- DVD cover
- Directed by: Andrew Jones
- Written by: Andrew Jones
- Produced by: Emily Coupland; Rebecca Graham; Robert Graham; Andrew Jones;
- Starring: Suzie Frances Garton; Lee Bane; Flynn Allen; Judith Haley; Megan Lockhurst;
- Cinematography: Jonathan McLaughlin
- Edited by: Morgan Conlon
- Music by: Bobby Cole
- Production company: North Bank Entertainment
- Distributed by: 4Digital Media
- Release date: 24 August 2015;
- Running time: 90 minutes
- Country: United Kingdom
- Language: English

= Robert (film) =

2015 British horror film directed by Andrew Jones

Robert (also known as Robert the Doll) is a 2015 British horror film written and directed by Andrew Jones. The first installment in the Robert the Doll film series, it stars Suzie Frances Garton, Lee Bane, Flynn Allen, Judith Haley and Megan Lockhurst. The film was inspired by a haunted doll named Robert.

==Plot==
Paul Otto, a successful lawyer, and his wife Jenny, an artist, live in a quiet suburban home with their young son, Gene. Concerned about their elderly housekeeper Agatha's declining mental state, they decide to dismiss her. Before leaving, Agatha gives Gene a vintage doll named Robert as a parting gift.

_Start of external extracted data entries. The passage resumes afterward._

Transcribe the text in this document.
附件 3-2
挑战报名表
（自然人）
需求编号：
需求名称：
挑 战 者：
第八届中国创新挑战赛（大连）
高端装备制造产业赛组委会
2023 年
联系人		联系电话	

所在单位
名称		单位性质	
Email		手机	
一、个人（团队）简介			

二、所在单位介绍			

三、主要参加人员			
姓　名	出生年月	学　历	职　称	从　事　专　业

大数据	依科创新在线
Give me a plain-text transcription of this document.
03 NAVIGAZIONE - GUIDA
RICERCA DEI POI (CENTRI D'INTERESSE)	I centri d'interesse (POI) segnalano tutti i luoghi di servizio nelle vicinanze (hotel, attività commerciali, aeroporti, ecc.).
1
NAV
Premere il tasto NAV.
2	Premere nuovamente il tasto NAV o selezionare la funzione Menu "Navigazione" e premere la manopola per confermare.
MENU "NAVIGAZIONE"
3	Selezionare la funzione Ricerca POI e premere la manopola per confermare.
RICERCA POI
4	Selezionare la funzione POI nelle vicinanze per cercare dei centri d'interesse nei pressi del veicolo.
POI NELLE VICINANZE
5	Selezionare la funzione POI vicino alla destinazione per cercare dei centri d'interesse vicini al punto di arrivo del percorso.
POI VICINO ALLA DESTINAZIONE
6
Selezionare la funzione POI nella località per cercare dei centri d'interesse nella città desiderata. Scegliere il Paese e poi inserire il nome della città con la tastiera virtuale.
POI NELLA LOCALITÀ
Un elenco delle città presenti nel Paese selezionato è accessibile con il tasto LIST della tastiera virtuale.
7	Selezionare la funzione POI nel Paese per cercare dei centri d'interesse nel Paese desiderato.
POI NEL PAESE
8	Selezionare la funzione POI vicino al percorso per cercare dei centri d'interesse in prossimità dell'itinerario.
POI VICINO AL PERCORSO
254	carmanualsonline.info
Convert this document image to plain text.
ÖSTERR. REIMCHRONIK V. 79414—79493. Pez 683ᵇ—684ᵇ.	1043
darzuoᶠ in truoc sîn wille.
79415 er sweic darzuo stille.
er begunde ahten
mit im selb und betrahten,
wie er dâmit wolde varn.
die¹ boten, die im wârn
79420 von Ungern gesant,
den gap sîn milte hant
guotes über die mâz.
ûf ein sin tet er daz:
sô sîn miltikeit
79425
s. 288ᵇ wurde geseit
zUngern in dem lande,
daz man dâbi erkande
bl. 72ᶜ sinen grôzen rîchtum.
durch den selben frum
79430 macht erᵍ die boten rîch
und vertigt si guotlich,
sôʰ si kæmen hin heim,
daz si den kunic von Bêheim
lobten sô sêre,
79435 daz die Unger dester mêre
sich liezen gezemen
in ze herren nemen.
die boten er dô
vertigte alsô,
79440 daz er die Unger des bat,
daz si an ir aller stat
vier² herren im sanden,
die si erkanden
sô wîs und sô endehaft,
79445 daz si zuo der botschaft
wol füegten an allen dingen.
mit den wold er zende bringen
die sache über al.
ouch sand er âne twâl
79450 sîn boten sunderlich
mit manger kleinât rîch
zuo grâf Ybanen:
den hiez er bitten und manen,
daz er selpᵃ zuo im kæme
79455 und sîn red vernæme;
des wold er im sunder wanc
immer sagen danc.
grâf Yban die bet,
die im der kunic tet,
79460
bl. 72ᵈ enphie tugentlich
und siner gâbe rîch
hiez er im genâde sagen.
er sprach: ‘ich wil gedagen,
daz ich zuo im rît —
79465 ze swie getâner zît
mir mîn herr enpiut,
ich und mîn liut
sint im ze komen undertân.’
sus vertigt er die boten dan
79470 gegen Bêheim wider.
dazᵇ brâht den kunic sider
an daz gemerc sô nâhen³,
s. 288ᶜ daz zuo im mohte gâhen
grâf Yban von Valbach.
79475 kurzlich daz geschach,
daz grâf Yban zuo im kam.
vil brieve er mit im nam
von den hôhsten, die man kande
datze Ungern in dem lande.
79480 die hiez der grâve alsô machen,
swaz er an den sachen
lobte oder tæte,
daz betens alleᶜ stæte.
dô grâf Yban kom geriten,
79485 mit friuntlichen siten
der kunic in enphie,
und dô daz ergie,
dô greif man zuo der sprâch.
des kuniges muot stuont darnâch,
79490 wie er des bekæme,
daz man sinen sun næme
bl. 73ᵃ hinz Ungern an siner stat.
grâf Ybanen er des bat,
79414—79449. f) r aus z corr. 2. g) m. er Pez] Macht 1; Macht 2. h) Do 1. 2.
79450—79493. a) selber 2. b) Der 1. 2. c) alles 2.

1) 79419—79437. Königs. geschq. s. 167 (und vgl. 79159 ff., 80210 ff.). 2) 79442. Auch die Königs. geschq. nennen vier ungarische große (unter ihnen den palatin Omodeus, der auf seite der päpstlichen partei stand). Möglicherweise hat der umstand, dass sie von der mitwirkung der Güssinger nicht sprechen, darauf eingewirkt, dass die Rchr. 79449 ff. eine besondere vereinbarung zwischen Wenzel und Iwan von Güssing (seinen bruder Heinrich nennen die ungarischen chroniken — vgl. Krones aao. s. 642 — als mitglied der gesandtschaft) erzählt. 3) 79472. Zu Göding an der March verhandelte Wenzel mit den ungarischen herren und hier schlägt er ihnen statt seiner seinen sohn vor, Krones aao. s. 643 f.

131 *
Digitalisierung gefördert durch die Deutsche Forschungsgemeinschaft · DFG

Shortly after Agatha's departure, strange occurrences begin to plague the household. Furniture is found overturned, objects are mysteriously moved, and unsettling giggles echo through the house at night. Gene insists that Robert is responsible for these disturbances, claiming the doll is alive. Jenny starts to believe her son's claims, especially after discovering the word "die" scrawled on a mirror and witnessing the destruction of one of her paintings.

As the supernatural events escalate, Jenny becomes increasingly convinced of Robert's malevolent nature. She suspects the doll of pushing their cleaner, Martha, down the stairs and causing the death of the babysitter, Marcie. However, Paul remains skeptical, attributing Jenny's fears to her past mental health issues.

The family's attempts to rid themselves of the cursed doll prove futile, as Robert's sinister presence continues to torment them. The film culminates in a chilling realization that the true source of the haunting is not the house itself, but the seemingly innocent doll gifted to their son.

==Cast==
- Suzie Frances Garton as Jenny Otto
- Lee Bane as Paul Otto
- Flynn Allen as Gene Otto
- Judith Haley as Agatha
- Megan Lockhurst as Martha
- Cyd Casados as Debbie
- Samuel Hutchison as Steven
- Annie Davies as Marcie
- Ryan Michaels as Claren

==Release==
4Digital Media acquired the distribution of the film in UK and US and was released on 24 August 2015.

==Reception==
On Culture Crypt, the film has a review score of 25 out of 100, indicating "unfavorable reviews".

Corey Danna of Horrornews.net wrote:
Andrew Jones is slowly growing into an interesting filmmaker and he really seems to have a passion for the subject matter. So much passion he’s already hard at work on sequel that will follow Robert the doll to his final resting place of the museum. Hopefully in the sequel, we will get to see the doll in more depth. That’s what this film was missing.
A review on Boca De Inferno found the lack of budget was patent "in every scene".

==Sequels and prequel==

Four sequels have followed: The Curse of Robert the Doll was released on 12 September 2016, The Toymaker on 21 August 2017, The Revenge of Robert the Doll on 6 March 2018, and Robert Reborn on 24 June 2019.